Harvesting energy in space has been discussed for decades. So why hasn’t it gotten off the ground? Because launching the necessary equipment has been prohibitively expensive. But with technological innovations underway, the amount of mass that has to be lifted is shrinking to cost-effective levels.
A number of organizations, foreign and domestic, are tackling the problem, but the SSPI team thinks they may lead the pack. “Our approach uses ultra-lightweight integrated circuits, photovoltaics and structures,” Hajimiri said, “that make it about two orders of magnitude lighter than any competing effort I am aware of.”
The SSPI system’s basic unit is what the team calls a “multifunctional tile,” which soaks up sunlight, converts it to radio waves and beams them to Earth. In its current design, each tile measures about 4 by 4 inches (10 by 10 cm) and is about 1 inch (3 cm) thick with the ability to flatten when packaged for launch.
It’s projected to be incredibly lightweight: about 0.03 ounce (about 0.8 gram) per tile. “So this makes it possible to have it launched at a cost point that is better than or at most on parity with terrestrial solar power,” Hajimiri said. And according to Atwater, when the components are manufactured at high volume, power from SSPI systems is likely to fall below the cost of electricity from coal or natural gas.

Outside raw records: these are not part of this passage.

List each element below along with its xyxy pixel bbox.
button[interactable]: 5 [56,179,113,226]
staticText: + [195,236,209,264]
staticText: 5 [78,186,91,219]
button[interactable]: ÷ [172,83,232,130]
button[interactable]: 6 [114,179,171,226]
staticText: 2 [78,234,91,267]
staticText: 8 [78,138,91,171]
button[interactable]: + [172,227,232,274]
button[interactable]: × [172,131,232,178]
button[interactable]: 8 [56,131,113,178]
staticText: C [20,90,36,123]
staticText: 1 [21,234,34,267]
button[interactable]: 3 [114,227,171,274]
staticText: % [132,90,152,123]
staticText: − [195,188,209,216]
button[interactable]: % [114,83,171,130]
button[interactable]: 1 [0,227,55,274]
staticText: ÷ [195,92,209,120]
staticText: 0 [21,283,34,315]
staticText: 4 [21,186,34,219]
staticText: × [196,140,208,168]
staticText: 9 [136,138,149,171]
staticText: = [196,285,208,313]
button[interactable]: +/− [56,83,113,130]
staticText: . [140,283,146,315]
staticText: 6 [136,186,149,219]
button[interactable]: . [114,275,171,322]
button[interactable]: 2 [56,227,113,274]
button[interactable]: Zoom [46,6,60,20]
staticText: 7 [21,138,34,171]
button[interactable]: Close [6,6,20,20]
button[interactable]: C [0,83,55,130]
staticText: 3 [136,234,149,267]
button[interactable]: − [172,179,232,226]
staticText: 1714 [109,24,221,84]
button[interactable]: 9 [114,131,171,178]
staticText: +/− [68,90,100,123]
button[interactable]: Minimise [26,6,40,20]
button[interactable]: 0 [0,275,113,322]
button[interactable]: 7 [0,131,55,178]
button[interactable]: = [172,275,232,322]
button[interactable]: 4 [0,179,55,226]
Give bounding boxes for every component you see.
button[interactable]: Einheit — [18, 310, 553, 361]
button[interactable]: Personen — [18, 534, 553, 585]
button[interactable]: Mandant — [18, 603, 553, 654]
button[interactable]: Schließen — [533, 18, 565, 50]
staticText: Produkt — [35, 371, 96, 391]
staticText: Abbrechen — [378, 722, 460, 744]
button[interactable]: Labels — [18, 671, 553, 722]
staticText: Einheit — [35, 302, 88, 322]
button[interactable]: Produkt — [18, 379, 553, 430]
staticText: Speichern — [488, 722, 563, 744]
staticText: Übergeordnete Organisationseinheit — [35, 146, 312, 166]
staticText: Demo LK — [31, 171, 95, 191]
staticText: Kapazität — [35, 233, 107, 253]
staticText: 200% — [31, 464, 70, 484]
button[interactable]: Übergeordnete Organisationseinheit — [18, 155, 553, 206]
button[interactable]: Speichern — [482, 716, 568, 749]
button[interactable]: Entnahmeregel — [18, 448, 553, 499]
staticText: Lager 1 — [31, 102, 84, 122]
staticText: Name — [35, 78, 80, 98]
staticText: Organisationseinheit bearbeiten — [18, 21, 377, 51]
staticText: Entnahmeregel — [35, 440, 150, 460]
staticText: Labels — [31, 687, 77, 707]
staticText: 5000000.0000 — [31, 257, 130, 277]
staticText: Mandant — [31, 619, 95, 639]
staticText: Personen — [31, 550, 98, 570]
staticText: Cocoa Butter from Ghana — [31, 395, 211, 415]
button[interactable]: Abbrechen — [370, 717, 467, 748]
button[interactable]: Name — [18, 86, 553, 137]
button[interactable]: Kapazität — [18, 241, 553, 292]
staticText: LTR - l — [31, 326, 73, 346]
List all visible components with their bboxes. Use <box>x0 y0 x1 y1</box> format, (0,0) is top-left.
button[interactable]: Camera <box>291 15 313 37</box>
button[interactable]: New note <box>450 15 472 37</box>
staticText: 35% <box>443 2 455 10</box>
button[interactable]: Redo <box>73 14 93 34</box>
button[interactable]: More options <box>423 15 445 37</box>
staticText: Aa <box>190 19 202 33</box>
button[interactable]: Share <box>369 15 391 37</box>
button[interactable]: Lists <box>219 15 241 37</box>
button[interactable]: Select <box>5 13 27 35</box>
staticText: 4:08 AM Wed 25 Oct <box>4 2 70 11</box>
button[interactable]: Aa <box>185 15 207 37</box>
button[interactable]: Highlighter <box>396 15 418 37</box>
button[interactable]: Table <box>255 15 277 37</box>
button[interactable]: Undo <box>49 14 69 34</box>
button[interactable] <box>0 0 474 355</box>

Each flying carpet—or, more accurately, each independent spacecraft—will consist of 360,000 tiles. As previously noted, it will cover an area two-thirds the size of a football field, yet it will weight only about 816 pounds (370 kg).
Each spacecraft will be so large and lightweight that the pressure of sunlight beating on it is likely to nudge it off course, requiring periodic correction. Its operators on the ground may be able to steer it, at least in part, by using that pressure the way a sailboat uses the wind. “Just like a sailor on the high seas,” Atwater said. “You sail with the wind and against it” to steer your boat, though he acknowledges that small thrusters will also probably be needed to keep the system at its proper orientation to Earth and the sun.
The fleet of 2,500 formation-flying spacecraft in each solar-energy system would comprise 900 million functionally independent tiles. The power generated by each tile would be transmitted to Earth by the same tile. This modular approach makes the system very robust. Lose a few tiles to solar flares or micrometeorites and the system laughs it off.
Is manufacturing so many units doable? “Do you know how many cell-phone handsets there are in the world?” Atwater asked. “Several billion.” And cell phones, he pointed out, are much more complex than SSPI tiles. “So we already have manufacturing infrastructure for making lightweight electronics at the same scale.
“We’re talking about building a new industry, to be sure,” he said. “But it's not a pipe dream.”